Corry, Sihaya, and several friends sit on a picnic blanket at Dolores Park in San Francisco surrounded by rainbow flags and crowds of people in June 2025.
Corry, Sihaya, and several friends sit on a picnic blanket at Dolores Park in San Francisco surrounded by rainbow flags and crowds of people in June 2025.

She/Her Pronouns

I’ve quietly (until now) started using she/her pronouns instead of she/they. Partially due to feeling more ownership of womanhood, and partially for semantics and usability.

Simplification

Obviously, I have deep complex feelings about gender. I’ve put more thought into the topic than 99% of the planet. Not only that, but my gender labels have changed a few times over recent years. The road has had twists and turns, and it likely isn’t at its end yet.

But I don’t want to recite a thesis every time I introduce myself to someone.

Learning: Flexibility Can Be Uncomfortable

I thought it was simpler to allow people to pick any pronouns they wanted for me except he/him (or it, which I consider dehumanizing). Part of the intent for using she/they was to provide flexibility. I used they/them for the first two years after coming out as trans, so I also wanted to allow people to ease into transitioning to she/her as I adopted more femininity.

Instead it confused people.

  • It’s difficult for me to use they/them for singular nouns.
  • Which do you prefer?
  • Should I juggle calling you she or they each about half the time?

So rather than flexibility, I’m focusing on clarity.

Removing They/Them from My Pronouns

Using they/them to refer to me is still fine.

I’ve been using they/them as a gender agnostic pronoun for others for many years. I believe it’s fine to use they/them for anyone if you don’t intend to specify their gender. I view it as a given, so I don’t feel the need to include them in my pronouns anymore.

Individuals may disagree, as with all generalizations. If anyone objects to me using it for them, I do my best to make an exception for that person. But it’s my default, fallback, or respectful anonymization pronoun in practice.

Non-binary Identity

I still feel philosophically non-binary — specifically agender. I don’t want people to treat me differently based on my perceived gender or sex. Projecting my philosophy out to the world, I wish no one was treated substantially differently based on their sex or gender. That’s my brand of intersectional feminism.

That said…

I’m a woman.

Every step of my transition has led me toward more femininity. Each new experiment has resulted in confident yeses. My big commitments, be it HRT, hair removal, or surgery, have left me excited for the next. Despite my expectations, I have zero transition regret. (Yes, I expected to eventually reach a point where I’d want to correct backwards)

Corry, Sihaya, and several friends sit on a picnic blanket at Dolores Park in San Francisco surrounded by rainbow flags and crowds of people in June 2025.
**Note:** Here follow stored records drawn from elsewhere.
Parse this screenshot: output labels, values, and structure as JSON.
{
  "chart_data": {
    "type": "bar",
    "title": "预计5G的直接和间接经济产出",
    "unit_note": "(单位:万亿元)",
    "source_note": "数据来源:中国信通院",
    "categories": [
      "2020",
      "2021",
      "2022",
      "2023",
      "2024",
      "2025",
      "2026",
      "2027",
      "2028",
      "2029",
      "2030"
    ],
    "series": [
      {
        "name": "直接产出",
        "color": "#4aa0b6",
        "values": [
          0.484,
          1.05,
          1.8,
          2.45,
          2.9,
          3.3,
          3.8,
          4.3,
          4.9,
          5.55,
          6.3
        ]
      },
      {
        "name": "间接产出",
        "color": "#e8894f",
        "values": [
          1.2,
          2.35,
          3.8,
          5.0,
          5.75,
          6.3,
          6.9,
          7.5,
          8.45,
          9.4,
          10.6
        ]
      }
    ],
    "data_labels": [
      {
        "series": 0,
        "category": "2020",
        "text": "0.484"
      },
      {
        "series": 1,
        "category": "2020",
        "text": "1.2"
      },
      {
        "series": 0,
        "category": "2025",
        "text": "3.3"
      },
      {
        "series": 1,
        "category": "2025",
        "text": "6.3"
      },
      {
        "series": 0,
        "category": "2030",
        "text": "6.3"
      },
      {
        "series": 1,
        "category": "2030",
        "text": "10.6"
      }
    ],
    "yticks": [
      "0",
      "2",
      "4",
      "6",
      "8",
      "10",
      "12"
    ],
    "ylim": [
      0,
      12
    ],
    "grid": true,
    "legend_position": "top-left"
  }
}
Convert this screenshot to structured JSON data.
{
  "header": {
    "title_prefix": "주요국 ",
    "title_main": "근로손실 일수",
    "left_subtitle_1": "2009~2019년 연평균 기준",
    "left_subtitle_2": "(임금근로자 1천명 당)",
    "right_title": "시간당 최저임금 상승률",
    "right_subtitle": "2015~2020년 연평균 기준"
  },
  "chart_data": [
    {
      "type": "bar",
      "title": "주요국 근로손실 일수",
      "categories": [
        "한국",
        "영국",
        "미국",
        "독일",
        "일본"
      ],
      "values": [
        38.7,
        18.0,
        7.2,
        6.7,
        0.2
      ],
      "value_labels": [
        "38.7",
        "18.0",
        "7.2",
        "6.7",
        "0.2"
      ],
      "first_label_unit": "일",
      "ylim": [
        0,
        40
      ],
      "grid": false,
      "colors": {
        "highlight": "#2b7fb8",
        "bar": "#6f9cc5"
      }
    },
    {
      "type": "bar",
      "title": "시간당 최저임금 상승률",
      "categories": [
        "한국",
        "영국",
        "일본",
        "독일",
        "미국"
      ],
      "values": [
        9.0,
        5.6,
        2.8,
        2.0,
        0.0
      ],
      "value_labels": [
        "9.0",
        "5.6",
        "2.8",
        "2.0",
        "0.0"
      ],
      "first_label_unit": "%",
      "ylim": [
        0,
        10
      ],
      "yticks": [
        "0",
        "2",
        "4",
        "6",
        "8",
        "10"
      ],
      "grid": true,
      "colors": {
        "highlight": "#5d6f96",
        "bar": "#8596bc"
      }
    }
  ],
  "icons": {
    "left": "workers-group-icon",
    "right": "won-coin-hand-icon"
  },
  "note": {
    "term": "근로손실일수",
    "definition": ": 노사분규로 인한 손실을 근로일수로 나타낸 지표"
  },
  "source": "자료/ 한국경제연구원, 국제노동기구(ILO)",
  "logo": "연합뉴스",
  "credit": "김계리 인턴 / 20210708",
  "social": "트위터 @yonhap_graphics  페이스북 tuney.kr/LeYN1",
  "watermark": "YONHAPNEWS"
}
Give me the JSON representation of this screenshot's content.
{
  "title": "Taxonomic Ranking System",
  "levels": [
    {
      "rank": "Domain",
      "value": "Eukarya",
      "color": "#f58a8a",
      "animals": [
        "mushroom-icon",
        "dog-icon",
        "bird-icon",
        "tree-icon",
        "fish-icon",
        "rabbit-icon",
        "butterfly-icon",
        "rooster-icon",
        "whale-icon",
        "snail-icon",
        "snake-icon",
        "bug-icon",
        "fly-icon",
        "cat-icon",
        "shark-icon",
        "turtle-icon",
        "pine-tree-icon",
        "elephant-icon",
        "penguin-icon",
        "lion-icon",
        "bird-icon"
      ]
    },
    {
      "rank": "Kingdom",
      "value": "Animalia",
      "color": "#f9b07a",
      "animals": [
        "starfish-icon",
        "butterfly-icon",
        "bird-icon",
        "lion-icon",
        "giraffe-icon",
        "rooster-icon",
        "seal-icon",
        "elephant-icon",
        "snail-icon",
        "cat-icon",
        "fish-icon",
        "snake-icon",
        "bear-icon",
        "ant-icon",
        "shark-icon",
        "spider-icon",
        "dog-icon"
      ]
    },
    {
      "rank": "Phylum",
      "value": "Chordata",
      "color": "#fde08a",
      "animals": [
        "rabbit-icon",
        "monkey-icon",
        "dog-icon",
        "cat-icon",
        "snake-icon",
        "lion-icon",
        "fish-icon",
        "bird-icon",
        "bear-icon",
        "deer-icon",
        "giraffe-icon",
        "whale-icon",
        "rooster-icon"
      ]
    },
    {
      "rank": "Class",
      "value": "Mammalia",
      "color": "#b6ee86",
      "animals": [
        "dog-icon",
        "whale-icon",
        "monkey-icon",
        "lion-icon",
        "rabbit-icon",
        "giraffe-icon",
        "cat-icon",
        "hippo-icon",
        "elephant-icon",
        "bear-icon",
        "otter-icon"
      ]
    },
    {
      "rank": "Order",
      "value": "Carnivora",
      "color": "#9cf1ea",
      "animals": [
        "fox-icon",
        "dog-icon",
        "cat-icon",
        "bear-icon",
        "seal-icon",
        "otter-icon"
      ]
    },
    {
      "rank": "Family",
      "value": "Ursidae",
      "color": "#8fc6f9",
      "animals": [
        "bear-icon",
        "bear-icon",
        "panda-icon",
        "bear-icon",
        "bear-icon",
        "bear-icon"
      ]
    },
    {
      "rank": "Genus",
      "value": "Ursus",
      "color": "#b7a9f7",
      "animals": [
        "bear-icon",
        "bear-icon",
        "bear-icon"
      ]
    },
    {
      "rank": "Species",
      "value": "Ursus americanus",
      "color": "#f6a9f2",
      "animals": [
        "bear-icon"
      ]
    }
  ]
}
When I attended The Dyke March at Pride this year, everyone I interacted with accepted me as a queer woman, and as a lesbian (with wiggle room). Friends and strangers alike included me without hesitation. These are the communities that matter most to me.

I don’t need to wait for other communities or people to own my womanhood. Cis women get gatekept from womanhood all the time, so it’s not really a differentiator for my experience anyway.

Even if I did need validation from some representation of the average human, I’ve been getting it. Strangers call me “sir” less and less, and mostly on the phone (which still sucks). People are catching up to reality. Since finally building the courage to use the women’s restroom, no one has called me out.

Fear

Fear was keeping me from embracing and owning my own brand of womanhood, and recent experience has mostly proven those fears wrong. No one who matters has rejected me because of my pronouns.

Misogyny, transphobia, transmisogyny, and every other variety of bigotry still exist. But those people hated me long before I came out. I was never man enough. I’ve been feminist, anti-racist, and a queer ally for a long time. Racists hate my white ass too. I’ve never been safe from bigots — and neither have you, by the way. I was just a few rungs lower on their kill lists before.

And I’m done living my life dodging fears.